Major park in Tashkent, Uzbekistan

Yangi Oʻzbekiston (Yangi Oʻzbekiston bogʻi / Янги Ўзбекистон боғи) is a major park in Tashkent, Uzbekistan. One of the largest parks in the country, it was established on occasion of the 30th anniversary of Uzbekistan's independence. The park was originally built on a 104 hectare territory in Qibray District of Tashkent Region, which is adjacent to Tashkent City.
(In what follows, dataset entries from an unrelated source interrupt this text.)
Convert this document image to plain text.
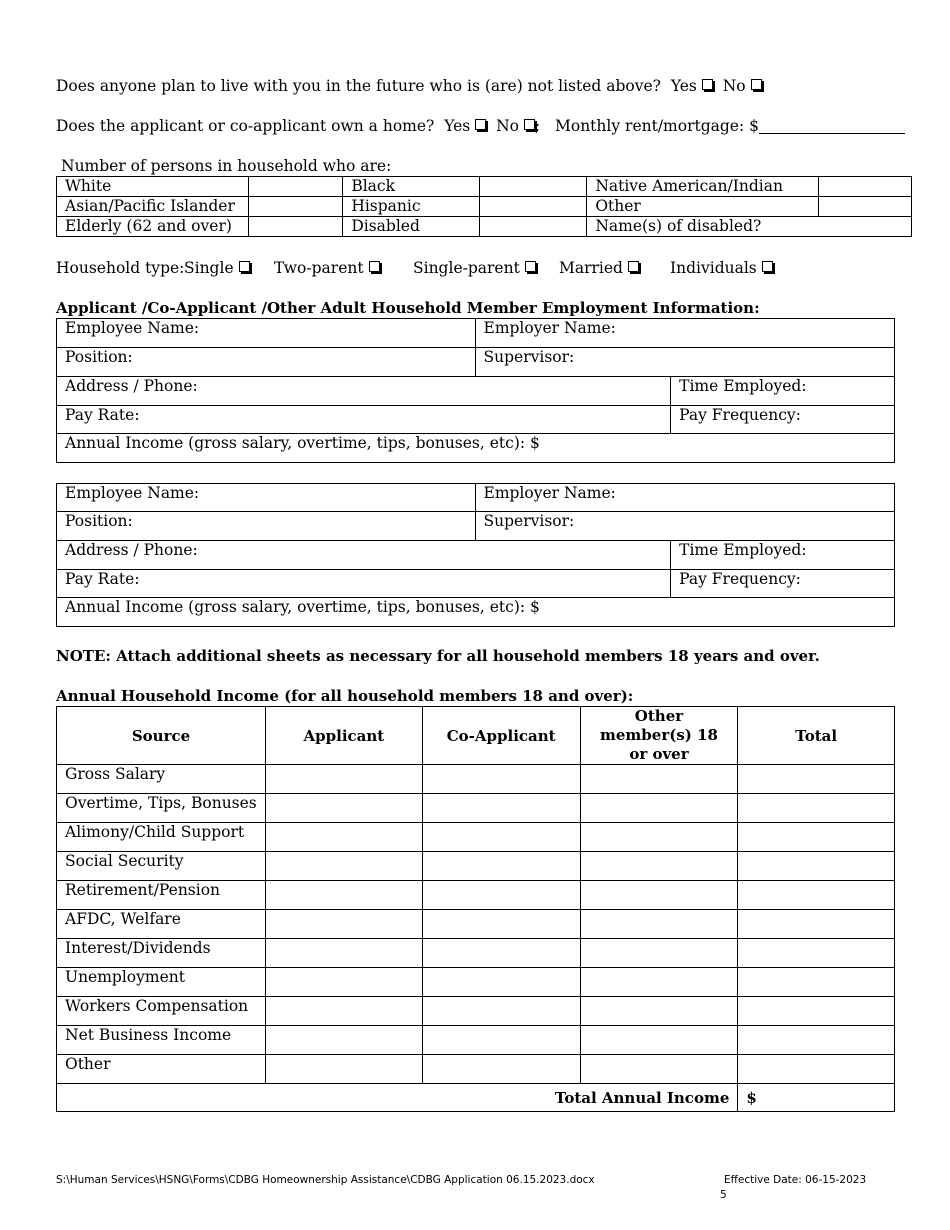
Does anyone plan to live with you in the future who is (are) not listed above? Yes No
Does the applicant or co-applicant own a home? Yes No ; Monthly rent/mortgage: $
Number of persons in household who are:
White		Black		Native American/Indian	
Asian/Pacific Islander		Hispanic		Other	
Elderly (62 and over)		Disabled		Name(s) of disabled?	
Household type: Single	Two-parent	Single-parent	Married	Individuals
Applicant /Co-Applicant /Other Adult Household Member Employment Information:
Employee Name:	Employer Name:	
Position:	Supervisor:	
Address / Phone:		Time Employed:
Pay Rate:		Pay Frequency:
Annual Income (gross salary, overtime, tips, bonuses, etc): $		
Employee Name:	Employer Name:	
Position:	Supervisor:	
Address / Phone:		Time Employed:
Pay Rate:		Pay Frequency:
Annual Income (gross salary, overtime, tips, bonuses, etc): $		
NOTE: Attach additional sheets as necessary for all household members 18 years and over.
Annual Household Income (for all household members 18 and over):
Source	Applicant	Co-Applicant	Other member(s) 18 or over	Total
Gross Salary				
Overtime, Tips, Bonuses				
Alimony/Child Support				
Social Security				
Retirement/Pension				
AFDC, Welfare				
Interest/Dividends				
Unemployment				
Workers Compensation				
Net Business Income				
Other				
Total Annual Income				$
S:\Human Services\HSNG\Forms\CDBG Homeownership Assistance\CDBG Application 06.15.2023.docx	Effective Date: 06-15-2023
5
Once the park was completed, it became part of the Mirzo Ulugbek District of Tashkent, thereby increasing the area of the city.

Yangi Oʻzbekiston was opened on August 31, 2021. President Shavkat Mirziyoyev attended and delivered the keynote speech at the opening ceremony. Following the completion of the park in Tashkent, several more parks also called Yangi Oʻzbekiston have been created in other cities across Uzbekistan.